Mariam Sow ist es wichtig, dass europäische Partner von Enda Tiers Monde auch Einfluss auf Europas Politik nehmen.

Wofür engagiert sich Enda Tiers Monde?

 Mariam Sow ist Vorsitzende des Verwaltungsrates des Netzwerks Enda Tiers Monde mit Sitz in Dakar im Senegal.Klaus J.A. Mellenthin
Enda Tiers Monde ist ein Netzwerk von NGOs, das vor 50 Jahren im globalen Süden entstanden ist. Unsere Mitglieder sind 24 selbstständige Organisationen – neben dem Senegal zum Beispiel in Mali, Madagaskar und Vietnam. Sie arbeiten an Themen wie Klimawandel, Gesundheit, naturverträgliche Landwirtschaft und Umgang mit Rohstoffen.
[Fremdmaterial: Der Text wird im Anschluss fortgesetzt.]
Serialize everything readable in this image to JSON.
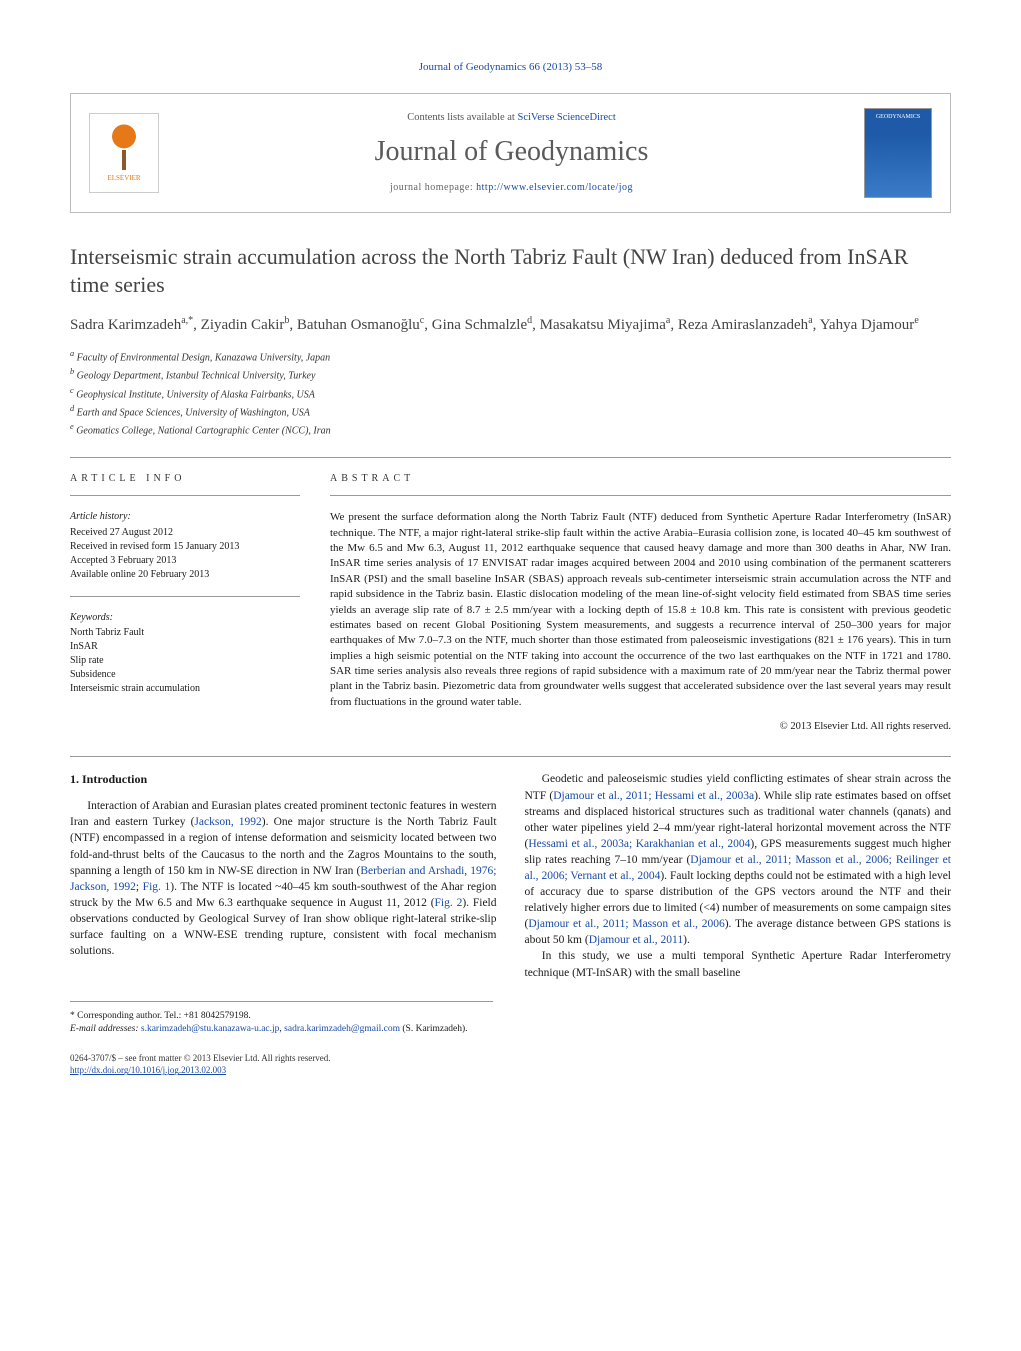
{
  "journal_ref": "Journal of Geodynamics 66 (2013) 53–58",
  "header": {
    "contents_prefix": "Contents lists available at ",
    "contents_link": "SciVerse ScienceDirect",
    "journal_name": "Journal of Geodynamics",
    "homepage_prefix": "journal homepage: ",
    "homepage_url": "http://www.elsevier.com/locate/jog",
    "publisher_logo_label": "ELSEVIER",
    "cover_label": "GEODYNAMICS"
  },
  "title": "Interseismic strain accumulation across the North Tabriz Fault (NW Iran) deduced from InSAR time series",
  "authors_html": "Sadra Karimzadeh<sup>a,*</sup>, Ziyadin Cakir<sup>b</sup>, Batuhan Osmanoğlu<sup>c</sup>, Gina Schmalzle<sup>d</sup>, Masakatsu Miyajima<sup>a</sup>, Reza Amiraslanzadeh<sup>a</sup>, Yahya Djamour<sup>e</sup>",
  "affiliations": [
    "a Faculty of Environmental Design, Kanazawa University, Japan",
    "b Geology Department, Istanbul Technical University, Turkey",
    "c Geophysical Institute, University of Alaska Fairbanks, USA",
    "d Earth and Space Sciences, University of Washington, USA",
    "e Geomatics College, National Cartographic Center (NCC), Iran"
  ],
  "article_info_header": "article info",
  "history": {
    "label": "Article history:",
    "received": "Received 27 August 2012",
    "revised": "Received in revised form 15 January 2013",
    "accepted": "Accepted 3 February 2013",
    "online": "Available online 20 February 2013"
  },
  "keywords": {
    "label": "Keywords:",
    "items": [
      "North Tabriz Fault",
      "InSAR",
      "Slip rate",
      "Subsidence",
      "Interseismic strain accumulation"
    ]
  },
  "abstract_header": "abstract",
  "abstract": "We present the surface deformation along the North Tabriz Fault (NTF) deduced from Synthetic Aperture Radar Interferometry (InSAR) technique. The NTF, a major right-lateral strike-slip fault within the active Arabia–Eurasia collision zone, is located 40–45 km southwest of the Mw 6.5 and Mw 6.3, August 11, 2012 earthquake sequence that caused heavy damage and more than 300 deaths in Ahar, NW Iran. InSAR time series analysis of 17 ENVISAT radar images acquired between 2004 and 2010 using combination of the permanent scatterers InSAR (PSI) and the small baseline InSAR (SBAS) approach reveals sub-centimeter interseismic strain accumulation across the NTF and rapid subsidence in the Tabriz basin. Elastic dislocation modeling of the mean line-of-sight velocity field estimated from SBAS time series yields an average slip rate of 8.7 ± 2.5 mm/year with a locking depth of 15.8 ± 10.8 km. This rate is consistent with previous geodetic estimates based on recent Global Positioning System measurements, and suggests a recurrence interval of 250–300 years for major earthquakes of Mw 7.0–7.3 on the NTF, much shorter than those estimated from paleoseismic investigations (821 ± 176 years). This in turn implies a high seismic potential on the NTF taking into account the occurrence of the two last earthquakes on the NTF in 1721 and 1780. SAR time series analysis also reveals three regions of rapid subsidence with a maximum rate of 20 mm/year near the Tabriz thermal power plant in the Tabriz basin. Piezometric data from groundwater wells suggest that accelerated subsidence over the last several years may result from fluctuations in the ground water table.",
  "copyright": "© 2013 Elsevier Ltd. All rights reserved.",
  "section1_heading": "1.  Introduction",
  "body": {
    "p1_a": "Interaction of Arabian and Eurasian plates created prominent tectonic features in western Iran and eastern Turkey (",
    "p1_cite1": "Jackson, 1992",
    "p1_b": "). One major structure is the North Tabriz Fault (NTF) encompassed in a region of intense deformation and seismicity located between two fold-and-thrust belts of the Caucasus to the north and the Zagros Mountains to the south, spanning a length of 150 km in NW-SE direction in NW Iran (",
    "p1_cite2": "Berberian and Arshadi, 1976; Jackson, 1992",
    "p1_c": "; ",
    "p1_fig1": "Fig. 1",
    "p1_d": "). The NTF is located ~40–45 km south-southwest of the Ahar region struck by the Mw 6.5 and Mw 6.3 earthquake sequence in August 11, 2012 (",
    "p1_fig2": "Fig. 2",
    "p1_e": "). Field observations conducted by Geological Survey of Iran show oblique right-lateral strike-slip surface faulting on a WNW-ESE trending rupture, consistent with focal mechanism solutions.",
    "p2_a": "Geodetic and paleoseismic studies yield conflicting estimates of shear strain across the NTF (",
    "p2_cite1": "Djamour et al., 2011; Hessami et al., 2003a",
    "p2_b": "). While slip rate estimates based on offset streams and displaced historical structures such as traditional water channels (qanats) and other water pipelines yield 2–4 mm/year right-lateral horizontal movement across the NTF (",
    "p2_cite2": "Hessami et al., 2003a; Karakhanian et al., 2004",
    "p2_c": "), GPS measurements suggest much higher slip rates reaching 7–10 mm/year (",
    "p2_cite3": "Djamour et al., 2011; Masson et al., 2006; Reilinger et al., 2006; Vernant et al., 2004",
    "p2_d": "). Fault locking depths could not be estimated with a high level of accuracy due to sparse distribution of the GPS vectors around the NTF and their relatively higher errors due to limited (<4) number of measurements on some campaign sites (",
    "p2_cite4": "Djamour et al., 2011; Masson et al., 2006",
    "p2_e": "). The average distance between GPS stations is about 50 km (",
    "p2_cite5": "Djamour et al., 2011",
    "p2_f": ").",
    "p3": "In this study, we use a multi temporal Synthetic Aperture Radar Interferometry technique (MT-InSAR) with the small baseline"
  },
  "footnotes": {
    "corr_label": "* Corresponding author. Tel.: +81 8042579198.",
    "email_label": "E-mail addresses: ",
    "email1": "s.karimzadeh@stu.kanazawa-u.ac.jp",
    "email_sep": ", ",
    "email2": "sadra.karimzadeh@gmail.com",
    "email_suffix": " (S. Karimzadeh)."
  },
  "bottom": {
    "issn_line": "0264-3707/$ – see front matter © 2013 Elsevier Ltd. All rights reserved.",
    "doi": "http://dx.doi.org/10.1016/j.jog.2013.02.003"
  }
}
Enda Tiers Monde verbindet Basisarbeit mit Gemeinschaften mit Forschung, spricht aber auch mit Politikern – lokal, national und international. 
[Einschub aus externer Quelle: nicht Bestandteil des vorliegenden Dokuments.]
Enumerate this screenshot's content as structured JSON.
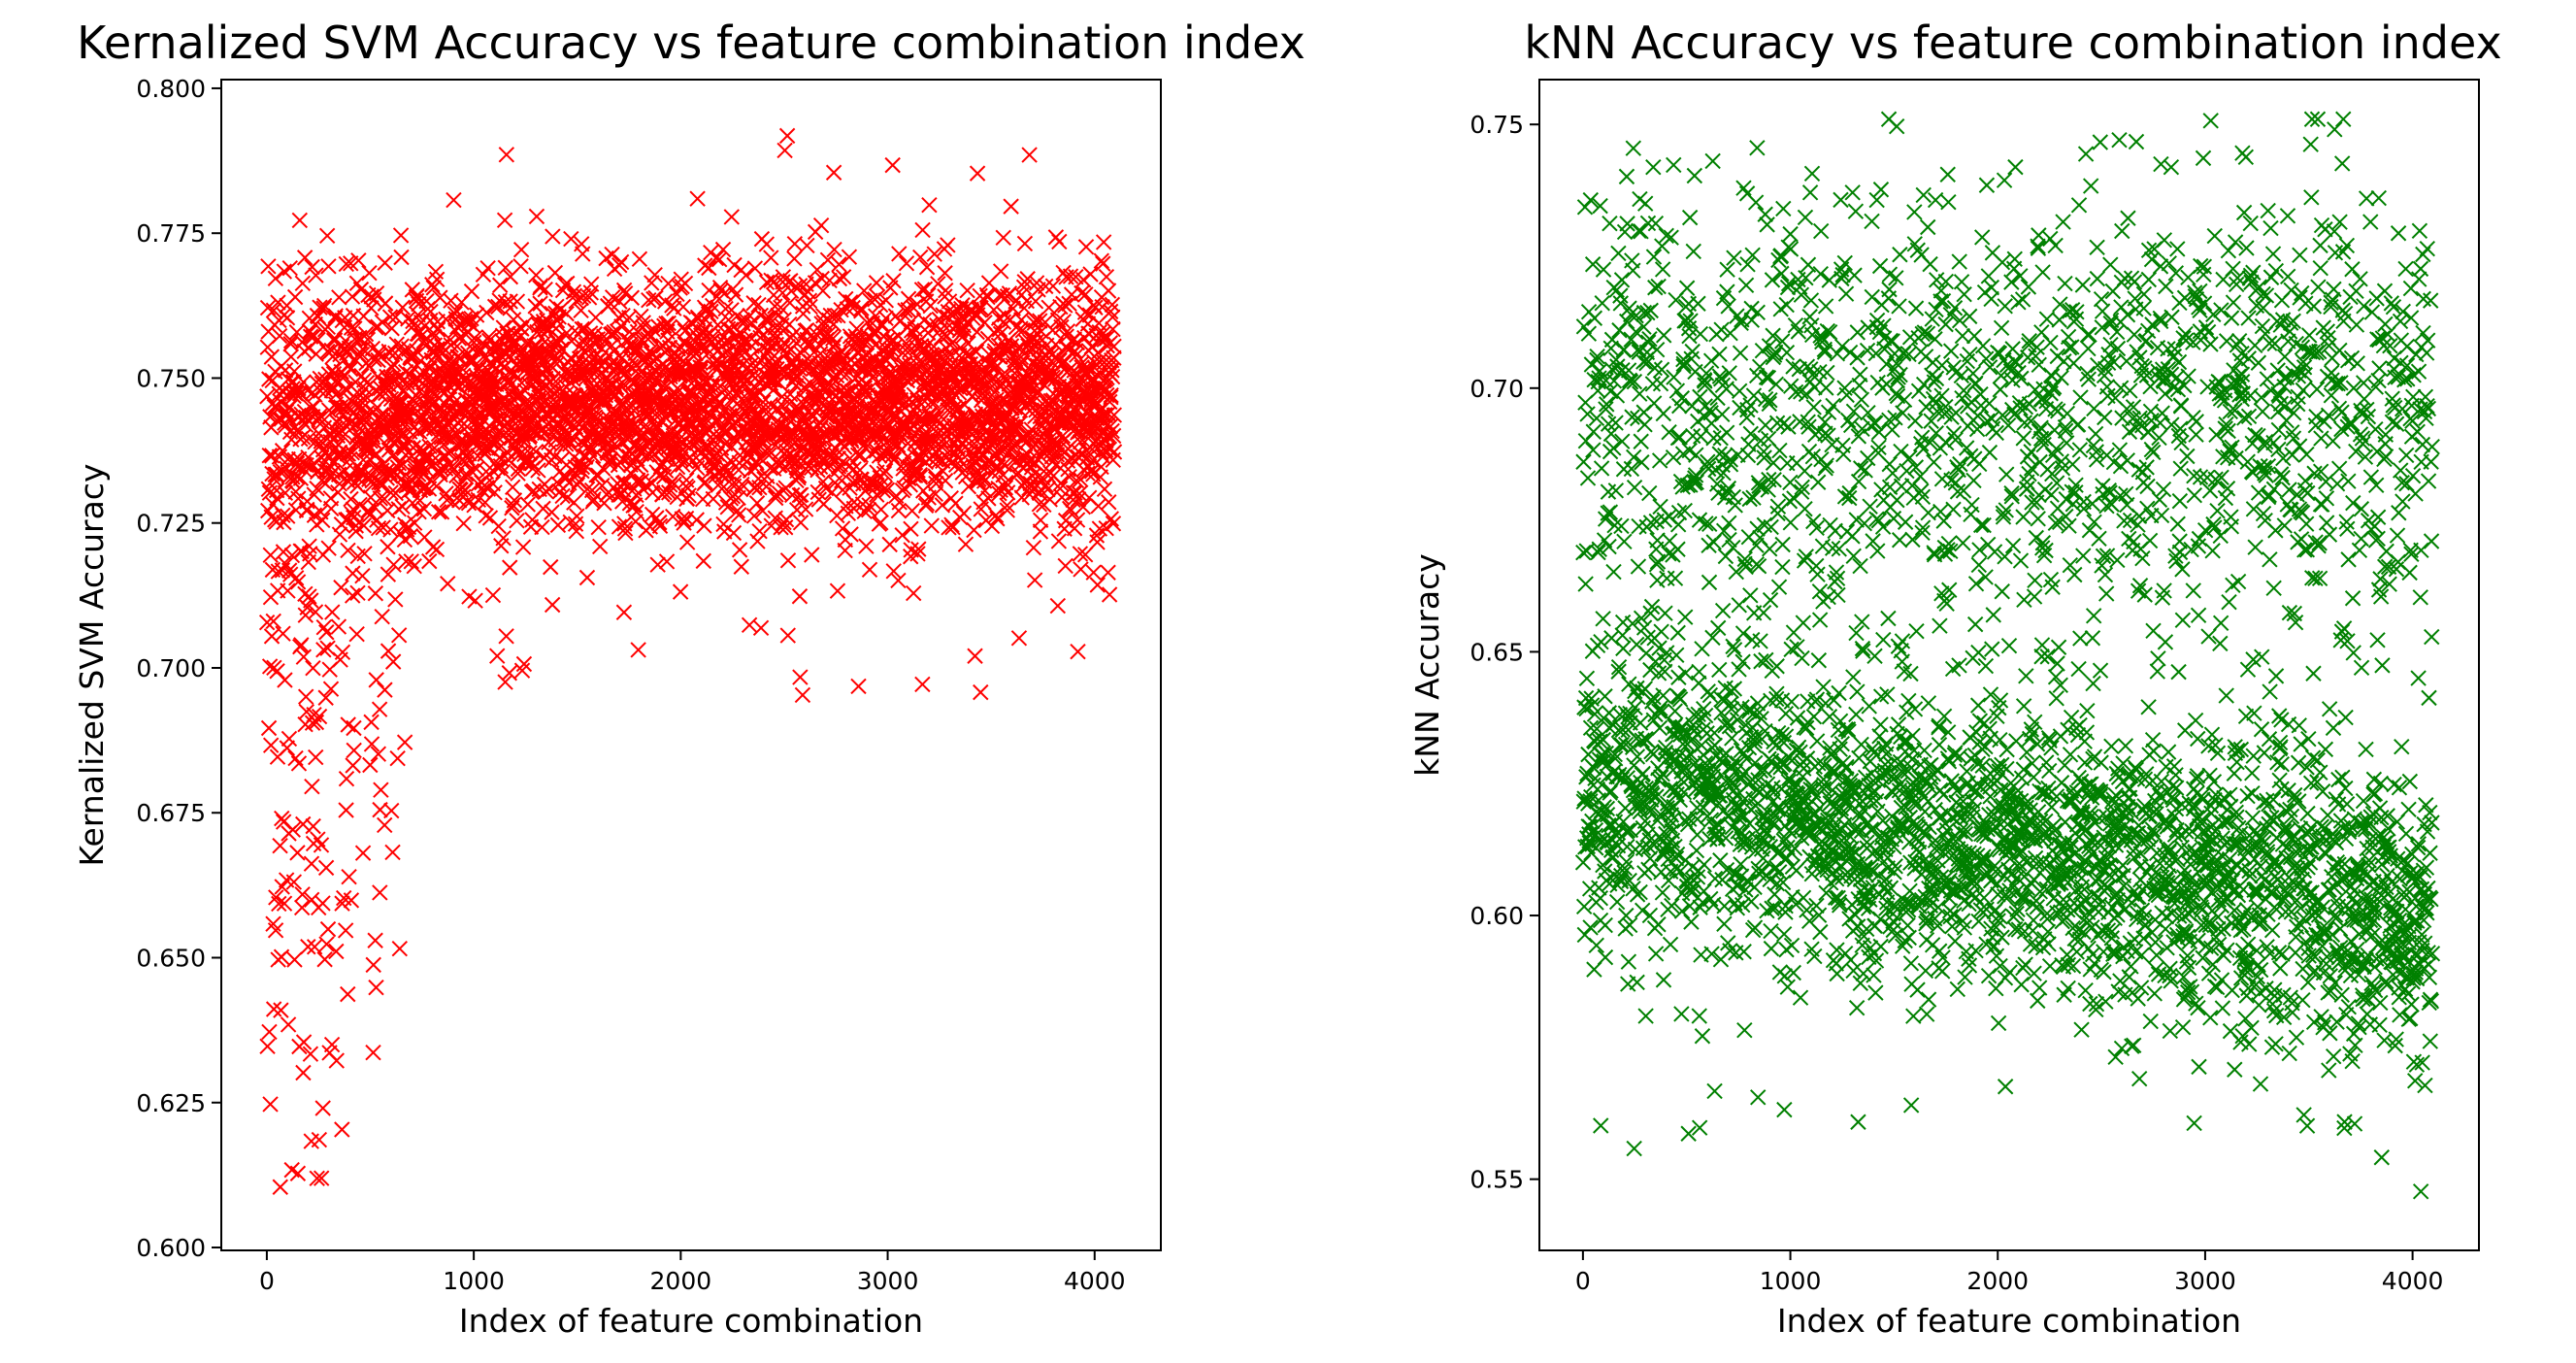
{
  "colors": {
    "background": "#ffffff",
    "svm_marker": "#ff0000",
    "knn_marker": "#008000"
  },
  "chart_data": [
    {
      "type": "scatter",
      "marker": "x",
      "color": "#ff0000",
      "title": "Kernalized SVM Accuracy vs feature combination index",
      "xlabel": "Index of feature combination",
      "ylabel": "Kernalized SVM Accuracy",
      "xlim": [
        -220,
        4320
      ],
      "ylim": [
        0.5995,
        0.8015
      ],
      "xticks": [
        0,
        1000,
        2000,
        3000,
        4000
      ],
      "xtick_labels": [
        "0",
        "1000",
        "2000",
        "3000",
        "4000"
      ],
      "yticks": [
        0.6,
        0.625,
        0.65,
        0.675,
        0.7,
        0.725,
        0.75,
        0.775,
        0.8
      ],
      "ytick_labels": [
        "0.600",
        "0.625",
        "0.650",
        "0.675",
        "0.700",
        "0.725",
        "0.750",
        "0.775",
        "0.800"
      ],
      "grid": false,
      "legend": false,
      "n_points": 4095,
      "point_count": 4095,
      "x_range": [
        1,
        4095
      ],
      "y_center": 0.745,
      "y_spread": 0.012,
      "y_min_estimate": 0.608,
      "y_max_estimate": 0.792
    },
    {
      "type": "scatter",
      "marker": "x",
      "color": "#008000",
      "title": "kNN Accuracy vs feature combination index",
      "xlabel": "Index of feature combination",
      "ylabel": "kNN Accuracy",
      "xlim": [
        -210,
        4320
      ],
      "ylim": [
        0.5365,
        0.7585
      ],
      "xticks": [
        0,
        1000,
        2000,
        3000,
        4000
      ],
      "xtick_labels": [
        "0",
        "1000",
        "2000",
        "3000",
        "4000"
      ],
      "yticks": [
        0.55,
        0.6,
        0.65,
        0.7,
        0.75
      ],
      "ytick_labels": [
        "0.55",
        "0.60",
        "0.65",
        "0.70",
        "0.75"
      ],
      "grid": false,
      "legend": false,
      "n_points": 4095,
      "x_range": [
        1,
        4095
      ],
      "lower_band_center_start": 0.625,
      "lower_band_center_end": 0.6,
      "upper_band_center": 0.695,
      "y_min_estimate": 0.546,
      "y_max_estimate": 0.751
    }
  ]
}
Werden Sie aus Europa unterstützt? 
Zu Beginn sind wir als Netzwerk stark von Frankreich unterstützt worden, heute auch von Luxemburg und der EU. Unsere Mitglieder beschaffen sich die Mittel für ihre Arbeit auch selbst. Daneben hat Enda Tiers Monde in Europa aber Partner, die wie wir zur Zivilgesellschaft zählen, sich denselben Grundsätzen verschrieben haben und sehen, dass die Probleme etwa in Afrika mit Europa zusammenhängen. Solche Partner brauchen wir für nachhaltige Entwicklung.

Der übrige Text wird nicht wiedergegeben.